一口气把满腹的话全都说完,舒家清紧张地抬眸看着舒晖,仔细地观察着他的表情。
可看来看去,舒家清居然在舒晖的脸上看到了无奈和……一丝浅笑?
舒家清有点懵,还以为自己脑袋撞傻了、眼睛也花了,便又赶忙去看费骞。结果发现费骞居然也浅浅地勾着嘴角,一副十分放松的样子。
“怎么回事啊?”舒家清挠了挠头,不解地问,“爸你到底什么意思啊?”
舒晖招了招手,让舒家清走到他跟前,然后一把把人抱在怀里,轻轻地说:“我知道你跟小骞感情深,我也没有要把他送走。”
“?那你说的那些是什么意思?”
“我是跟小骞说,让他不要因为这件事情自责、我也不会送他回去。你刚出事的时候,我心情很乱,确实对小骞说过重话,但那都不是我的本意,小骞也表示了理解。”
舒晖说着,将视线投向了费骞,费骞果然跟着点了点头。
“至于明天出发,是我明天要出发、去省外出差。”舒晖继续说道,“前段时间因为你住院的事情我落下了太多工作,接下来一段我都会很忙。所以今天叫小骞来,就是想叮嘱他一定要把这次的事情引以为戒,再不可以发生。”
舒家清终于松了一口气,从进门开始一直紧绷的身体也跟着放松了下来。
“我们正说的好好的,哪知你这个小毛头乱听墙角。”舒晖语气宠溺地责备,还抬手刮了下舒家清的鼻梁。
“嘿嘿……”舒家清做了个鬼脸,然后一下子扑进舒晖怀里,撒娇道,“那都怨你爸爸,你要是一开始就让我跟进来,我也不会误会啦。”

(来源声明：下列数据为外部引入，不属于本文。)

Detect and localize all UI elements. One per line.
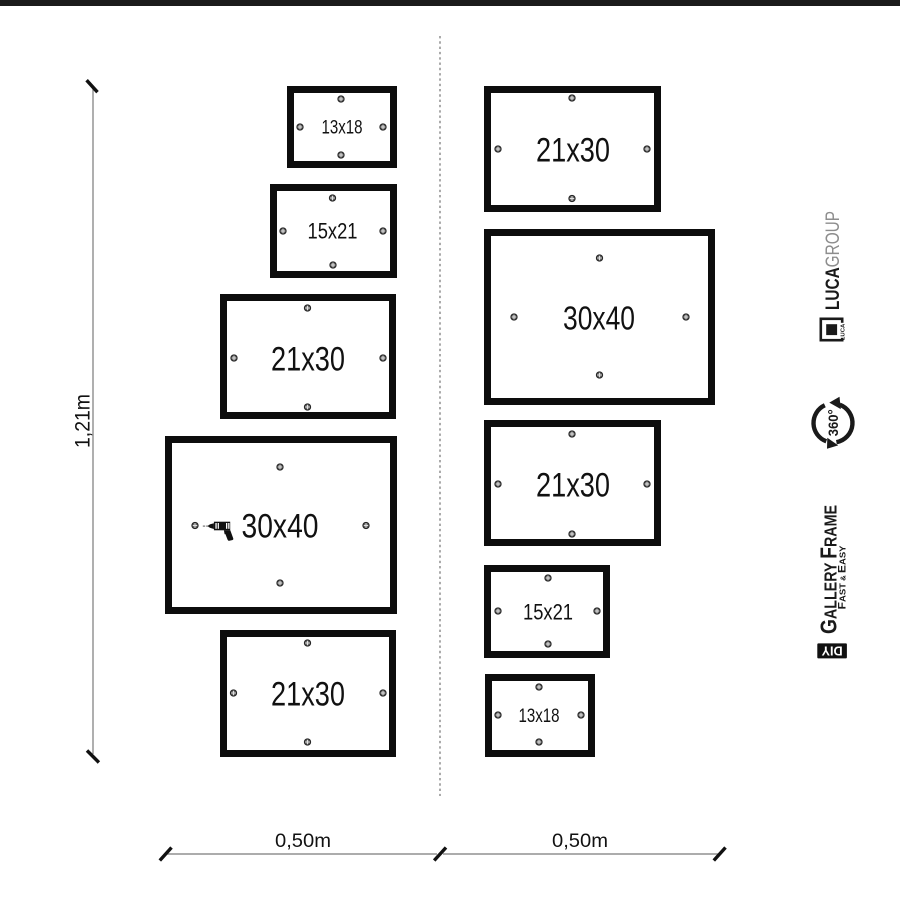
svg-text:21x30: 21x30 <box>536 466 610 504</box>
svg-text:30x40: 30x40 <box>242 508 319 546</box>
svg-text:13x18: 13x18 <box>519 705 560 727</box>
svg-text:13x18: 13x18 <box>322 117 363 139</box>
svg-text:DIY: DIY <box>821 643 843 657</box>
svg-text:0,50m: 0,50m <box>552 830 608 852</box>
svg-text:21x30: 21x30 <box>271 675 345 713</box>
svg-text:LUCAGROUP: LUCAGROUP <box>822 211 844 310</box>
svg-text:30x40: 30x40 <box>563 300 635 337</box>
svg-text:1,21m: 1,21m <box>71 394 95 448</box>
svg-text:LUCA: LUCA <box>841 323 847 340</box>
svg-text:21x30: 21x30 <box>536 131 610 169</box>
svg-text:360°: 360° <box>826 409 841 436</box>
svg-text:15x21: 15x21 <box>523 600 573 625</box>
svg-text:21x30: 21x30 <box>271 340 345 378</box>
svg-text:0,50m: 0,50m <box>275 830 331 852</box>
svg-text:15x21: 15x21 <box>308 218 358 243</box>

舒晖哈哈大笑两声,抬起手轻拍舒家清的后背,露出一个无奈又纵容的笑脸。
舒家清把小下巴搭在舒家清的肩头,冲着站在一边的费骞做了个鬼脸。
费骞淡淡点了下头,露出自己的微笑脸。
舒晖不说,他自然也不能说。刚才在舒家清进屋之前,舒晖曾经对自己的威胁——如果舒家清有个三长两短,舒晖就会把自己扔回费家,任由他自生自灭。并且还会把这些年间用在费骞身上的花费列出明细,逼迫费家还钱,拿不出的话就上法庭解决。
这一招无情又决然,但费骞却没有任何异议。
因为,如果舒家清真的出事,那不用舒晖出手,他自己也不会放过自己。
再次去学校上课之前,舒晖还担心舒家清会跟不上课程,特意交待了让费骞在每晚都给舒家清补一下前段时间住院落下的课。
舒家清翻了翻费骞的课堂笔记,其实那些东西对他来说简直就是看一遍就全都记住了的程度,可为了不表现的过于奇怪,舒家清只好装作确实什么都不懂的样子,很虚心、很认真地跟着费骞每晚晚餐之后补课。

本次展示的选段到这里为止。